Quatre années se passèrent ainsi dans un état d’agitation sourde et d’incertitude pénible. À chaque session, le gouvernement demandait un nouvel emprunt, et la chambre répondait à cette demande par des plaidoyers contre le statu quo, et des vœux formels pour la conclusion de la paix. Le budget était voté pourtant, mais lentement, difficilement et non sans de vives attaques contre les ministres. Enfin, en 1837, on annonça que le roi avait donné son adhésion aux vingt-quatre articles. Cette nouvelle produisit dans le pays une joie unanime, et donna en un instant à la chambre une attitude toute nouvelle ; ceux de ses membres qui commençaient à s’éloigner du gouvernement, se rallièrent à lui avec enthousiasme, l’opposition déposa les armes, et le budget proposé par les ministres fut adopté à la majorité de trente-six voix contre quatre.

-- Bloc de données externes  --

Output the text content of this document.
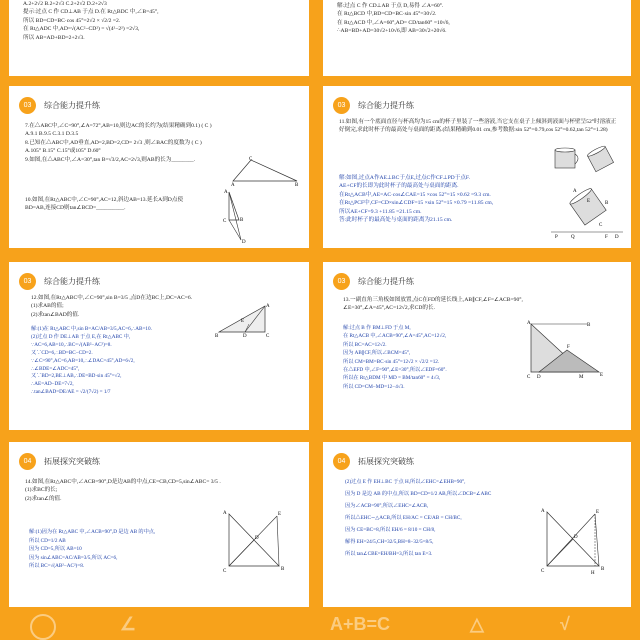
A.2+2√2 B.2+2√3 C.2+2√2 D.2+2√3

提示:过点 C 作 CD⊥AB 于点 D.在 Rt△BDC 中,∠B=45°,

所以 BD=CD=BC·cos 45°=2√2 × √2/2 =2.

在 Rt△ADC 中,AD=√(AC²−CD²) = √(4²−2²) =2√3,

所以 AB=AD+BD=2+2√3.

解:过点 C 作 CD⊥AB 于点 D,易得 ∠A=60°.

在 Rt△BCD 中,BD=CD=BC·sin 45°=30√2.

在 Rt△ACD 中,∠A=60°,AD= CD/tan60° =10√6,

∴AB=BD+AD=30√2+10√6,即 AB=30√2+20√6.

03	综合能力提升练

7.在△ABC中,∠C=90°,∠A=72°,AB=10,则边AC的长约为(结果精确到0.1) ( C )

A.9.1 B.9.5 C.3.1 D.3.5

8.已知在△ABC中,AD垂直,AD=2,BD=2,CD= 2√3 ,则∠BAC的度数为 ( C )

A.105° B.15° C.15°或105° D.60°

9.如图,在△ABC中,∠A=30°,tan B=√3/2,AC=2√3,则AB的长为________.

10.如图,在Rt△ABC中,∠C=90°,AC=12,斜边AB=13.延长A到D点使

BD=AB,连接CD则tan∠BCD=__________.

C
A	B
A
C	B
D
03	综合能力提升练

11.如图,有一个底面直径与杯高均为15 cm的杯子里装了一些溶液,当它支在桌子上倾斜到液面与杯壁呈52°时溶液正好倒完,求此时杯子的最高处与桌面的距离.(结果精确到0.01 cm,参考数据:sin 52°=0.79,cos 52°=0.62,tan 52°=1.28)

解:如图,过点A作AE⊥BC于点E,过点C作CF⊥PD于点F.

AE+CF的长即为此时杯子的最高处与桌面的距离.

在Rt△ACB中,AE=AC·cos∠CAE=15 ×cos 52°=15 ×0.62 =9.3 cm.

在Rt△PCF中,CF=CD×sin∠CDF=15 ×sin 52°=15 ×0.79 =11.85 cm,

所以AE+CF=9.3 +11.85 =21.15 cm.

答:此时杯子的最高处与桌面的距离为21.15 cm.

A
B
C
D
E
F
P	Q
03	综合能力提升练

12.如图,在Rt△ABC中,∠C=90°,sin B=3/5 ,点D在边BC上,DC=AC=6.

(1)求AB的值;

(2)求tan∠BAD的值.

解:(1)在 Rt△ABC 中,sin B=AC/AB=3/5,AC=6,∴AB=10.

(2)过点 D 作 DE⊥AB 于点 E,在 Rt△ABC 中,

∵AC=6,AB=10,∴BC=√(AB²−AC²)=8.

又∵CD=6,∴BD=BC−CD=2.

∵∠C=90°,AC=6,AB=10,∴∠DAC=45°,AD=6√2,

∴∠BDE=∠ADC=45°,

又∵BD=2,BE⊥AB,∴DE=BD·sin 45°=√2,

∴AE=AD−DE=7√2,

∴tan∠BAD=DE/AE = √2/(7√2) = 1/7

A
E
B	D	C
03	综合能力提升练

13.一副直角三角板如图放置,点C在FD的延长线上,AB∥CF,∠F=∠ACB=90°,

∠E=30°,∠A=45°,AC=12√2,求CD的长.

解:过点 B 作 BM⊥FD 于点 M,

在 Rt△ACB 中,∠ACB=90°,∠A=45°,AC=12√2,

所以 BC=AC=12√2.

因为 AB∥CF,所以∠BCM=45°,

所以 CM=BM=BC·sin 45°=12√2 × √2/2 =12.

在△EFD 中,∠F=90°,∠E=30°,所以∠EDF=60°.

所以在 Rt△BDM 中 MD = BM/tan60° = 4√3,

所以 CD=CM−MD=12−4√3.

A	B
C D	E
F
M
04	拓展探究突破练

14.如图,在Rt△ABC中,∠ACB=90°,D是边AB的中点,CE=CB,CD=5,sin∠ABC= 3/5 .

(1)求BC的长;

(2)求tan∠的值.

解:(1)因为在 Rt△ABC 中,∠ACB=90°,D 是边 AB 的中点,

所以 CD=1/2 AB

因为 CD=5,所以 AB=10

因为 sin∠ABC=AC/AB=3/5,所以 AC=6,

所以 BC=√(AB²−AC²)=8.

A
B
C
D
E
04	拓展探究突破练

(2)过点 E 作 EH⊥BC 于点 H,所以∠EHC=∠EHB=90°,

因为 D 是边 AB 的中点,所以 BD=CD=1/2 AB,所以∠DCB=∠ABC

因为∠ACB=90°,所以∠EHC=∠ACB,

所以△EHC∽△ACB,所以 EH/AC = CE/AB = CH/BC,

因为 CE=BC=8,所以 EH/6 = 8/10 = CH/8,

解得 EH=24/5,CH=32/5,BH=8−32/5=8/5,

所以 tan∠CBE=EH/BH=3,所以 tan E=3.

A
B
C
D
E
H
A+B=C
∠	△	√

L’armée resta cependant encore pendant plus d’une année sur le pied de guerre, et en 1839 le gouvernement effraya le pays en demandant tout à coup, pour couvrir ses déficits, un emprunt de 56 millions de florins[1]. Les explications qu’il donnait pour justifier cet emprunt, étaient loin d’être satisfaisantes ; on eût voulu avoir un compte exact de la situation du trésor, et il ne les présentait que par parcelles incomplètes. On découvrit que, pendant les dernières années, il avait dépensé, sans l’autorisation des chambres, près de 120 millions de florins, et l’on entrevoyait mal l’emploi de cette somme ; il est facile de comprendre l’impression que de tels calculs devaient produire parmi les députés. L’opposition attaqua sans ménagement les ministres, et le projet d’emprunt fut rejeté à

  1. Le florin de Hollande vaut environ 2 fr. 10 cent.